Si par principe, le bénéficiaire d’un permis de construire déclaré illégal est fondé à engager la responsabilité de la commune qui l’a délivré, il ne saurait solliciter de cette dernière l’indemnisation de la valeur du terrain d’assiette du projet, ainsi que la perte de la valeur vénale du terrain

Le 24 mai 2011, M. C a conclu un compromis de vente portant sur un terrain à bâtir situé sur le territoire de la commune de Saint-Ambroix, sous la condition suspensive de l’obtention d’un permis de construire définitif.

Après avoir obtenu un permis de construire par une décision tacite du 19 novembre 2011 d’abord, puis par une décision expresse du 22 novembre suivant, M. C a acquis le terrain en question le 28 février 2012.

Cependant, le préfet du Gard a déféré à la censure du tribunal administratif de Nîmes les décisions des 19 et 22 novembre 2011, lequel a fait droit à cette demande eu égard au risque d’inondation auquel le terrain d’assiette du projet était soumis, en application de l’article R. 111-2 du code de l’urbanisme.

C’est ainsi que M. C a sollicité du même tribunal administratif la condamnation de la commune de Saint-Ambroix à réparer le préjudice qu’il estime avoir subi, du fait de l’illégalité des décisions précitées.

Ayant vu sa requête rejetée, M. C s’est pourvu en appel.

Avant d’étudier précisément les causes exonératoires ainsi que le préjudice allégué par l’appelant, la cour administrative d’appel de Marseille commence par rappeler le principe selon lequel l’illégalité des décisions des 19 et 22 novembre 2011 constitue une faute de nature à engager la responsabilité de la commune.

S’agissant des causes exonératoires de responsabilité, la commune soutient d’abord que la direction départementale des territoires et de la mer du Gard, service de l’Etat chargé de donner son avis sur la demande de permis de construire sollicitée par M. C, aurait, par négligence fautive, tardé à lui adresser son avis avant la naissance du permis de construire tacite, si bien le maire n’a fait que prendre acte de l’autorisation tacite en délivrant le permis de construire le 22 novembre 2011.

Les juges d’appel rejettent toutefois cet argument au motif, d’une part, que les services de l’Etat avaient communiqué au maire de la commune de Saint-Ambroix un projet d’arrêté refusant le permis de construire le 18 novembre 2011, soit la veille de la date d’expiration du délai d’instruction, et d’autre part, qu’en tout état de cause, le maire n’était pas tenu de délivrer ledit permis de construire.

La commune fait ensuite valoir que l’appelant aurait fait preuve de négligence fautive en n’attendant pas l’expiration du délai de recours avant de signer l’acte de vente du terrain d’assiette de la construction.

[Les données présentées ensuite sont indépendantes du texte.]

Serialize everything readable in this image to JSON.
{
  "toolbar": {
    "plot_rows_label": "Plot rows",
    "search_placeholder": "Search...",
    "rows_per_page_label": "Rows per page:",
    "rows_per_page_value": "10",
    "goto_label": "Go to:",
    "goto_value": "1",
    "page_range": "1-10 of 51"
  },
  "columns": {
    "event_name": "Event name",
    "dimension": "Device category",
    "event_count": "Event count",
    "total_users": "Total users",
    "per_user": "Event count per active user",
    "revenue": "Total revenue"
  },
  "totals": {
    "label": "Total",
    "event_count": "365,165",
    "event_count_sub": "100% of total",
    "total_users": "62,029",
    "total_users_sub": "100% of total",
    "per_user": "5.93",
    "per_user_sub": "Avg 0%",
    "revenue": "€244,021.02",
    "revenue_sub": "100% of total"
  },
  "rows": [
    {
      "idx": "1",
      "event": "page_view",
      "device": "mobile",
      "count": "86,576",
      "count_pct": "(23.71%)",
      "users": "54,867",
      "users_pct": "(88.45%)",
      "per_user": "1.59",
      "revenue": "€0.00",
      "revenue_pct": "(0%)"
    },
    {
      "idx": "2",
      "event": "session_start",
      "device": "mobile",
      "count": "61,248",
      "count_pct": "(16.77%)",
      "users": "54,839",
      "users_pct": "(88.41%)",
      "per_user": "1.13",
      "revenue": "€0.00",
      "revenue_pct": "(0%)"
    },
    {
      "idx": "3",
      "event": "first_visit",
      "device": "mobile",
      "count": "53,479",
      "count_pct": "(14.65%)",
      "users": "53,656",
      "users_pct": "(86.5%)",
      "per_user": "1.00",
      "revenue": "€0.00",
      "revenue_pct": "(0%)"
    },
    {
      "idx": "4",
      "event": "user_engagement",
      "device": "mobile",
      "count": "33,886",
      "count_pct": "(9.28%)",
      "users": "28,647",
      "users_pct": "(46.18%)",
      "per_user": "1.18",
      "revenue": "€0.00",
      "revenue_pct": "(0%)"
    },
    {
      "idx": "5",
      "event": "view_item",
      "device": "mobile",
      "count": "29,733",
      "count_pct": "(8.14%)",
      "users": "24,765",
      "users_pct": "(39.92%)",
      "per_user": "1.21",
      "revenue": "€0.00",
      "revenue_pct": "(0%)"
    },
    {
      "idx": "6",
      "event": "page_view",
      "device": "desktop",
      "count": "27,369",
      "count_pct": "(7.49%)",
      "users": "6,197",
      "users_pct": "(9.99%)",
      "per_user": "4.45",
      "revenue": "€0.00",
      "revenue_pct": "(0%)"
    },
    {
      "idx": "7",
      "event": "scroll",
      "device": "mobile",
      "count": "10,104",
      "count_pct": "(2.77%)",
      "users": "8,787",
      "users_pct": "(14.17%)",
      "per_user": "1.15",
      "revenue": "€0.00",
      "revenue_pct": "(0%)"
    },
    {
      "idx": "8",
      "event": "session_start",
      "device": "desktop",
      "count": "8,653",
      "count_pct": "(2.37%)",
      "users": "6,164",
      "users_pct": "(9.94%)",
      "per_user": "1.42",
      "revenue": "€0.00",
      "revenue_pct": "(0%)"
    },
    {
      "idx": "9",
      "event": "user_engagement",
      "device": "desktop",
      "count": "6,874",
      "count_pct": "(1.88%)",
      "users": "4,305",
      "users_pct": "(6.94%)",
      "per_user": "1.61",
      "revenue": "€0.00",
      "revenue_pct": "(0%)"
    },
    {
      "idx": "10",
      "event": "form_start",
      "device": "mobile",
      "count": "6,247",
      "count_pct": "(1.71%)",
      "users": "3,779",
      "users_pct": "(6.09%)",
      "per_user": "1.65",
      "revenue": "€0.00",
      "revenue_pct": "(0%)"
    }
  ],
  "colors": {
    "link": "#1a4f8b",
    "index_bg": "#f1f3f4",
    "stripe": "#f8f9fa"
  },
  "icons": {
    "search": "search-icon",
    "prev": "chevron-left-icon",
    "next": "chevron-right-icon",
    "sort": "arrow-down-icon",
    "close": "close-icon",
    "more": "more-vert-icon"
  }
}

Cette argumentation est également infirmée par la cour administrative d’appel qui relève que l’arrêté de permis de construire a été délivré le 22 novembre 2011, alors que l’acte de vente a été signé plus de trois mois après, le 28 février 2012. En réalité, le délai de recours contentieux à l’égard du préfet a été prolongé du fait de la suffisance de la commune, qui n’a transmis l’arrêté au contrôle de légalité que le 13 février 2012.

La troisième cause d’exonération avancée par la commune retient pour sa part l’attention des juges d’appel. En effet, la commune démontre que le terrain d’assiette de la construction est, du fait de sa proximité immédiate de plusieurs cours d’eaux, soumis à un risque d’inondation, identifié dans le plan de prévention des risques d’inondation. Par ailleurs, ce risque avait été expressément précisé tant dans le compromis que dans l’acte de vente.

La cour administrative d’appel de Marseille considère donc que la négligence fautive de M. C est de nature à atténuer la responsabilité de la commune à concurrence de la moitié.

S’agissant désormais du préjudice, M. C sollicite à titre principal le remboursement du coût d’acquisition du terrain ainsi que les frais notariés et à titre subsidiaire la perte de la valeur vénale dudit terrain.

Néanmoins, ces deux postes de préjudices sont refusés par les juges d’appel d’une part parce que le prix d’acquisition et les frais notariés n’ont pas été versés en pure perte, et d’autre part parce qu’en l’absence de projet sérieux de vente de son terrain, M. C ne fait état que d’un préjudice futur et purement éventuel.

Partant, la cour administrative d’appel de Marseille rejette la demande de M. C.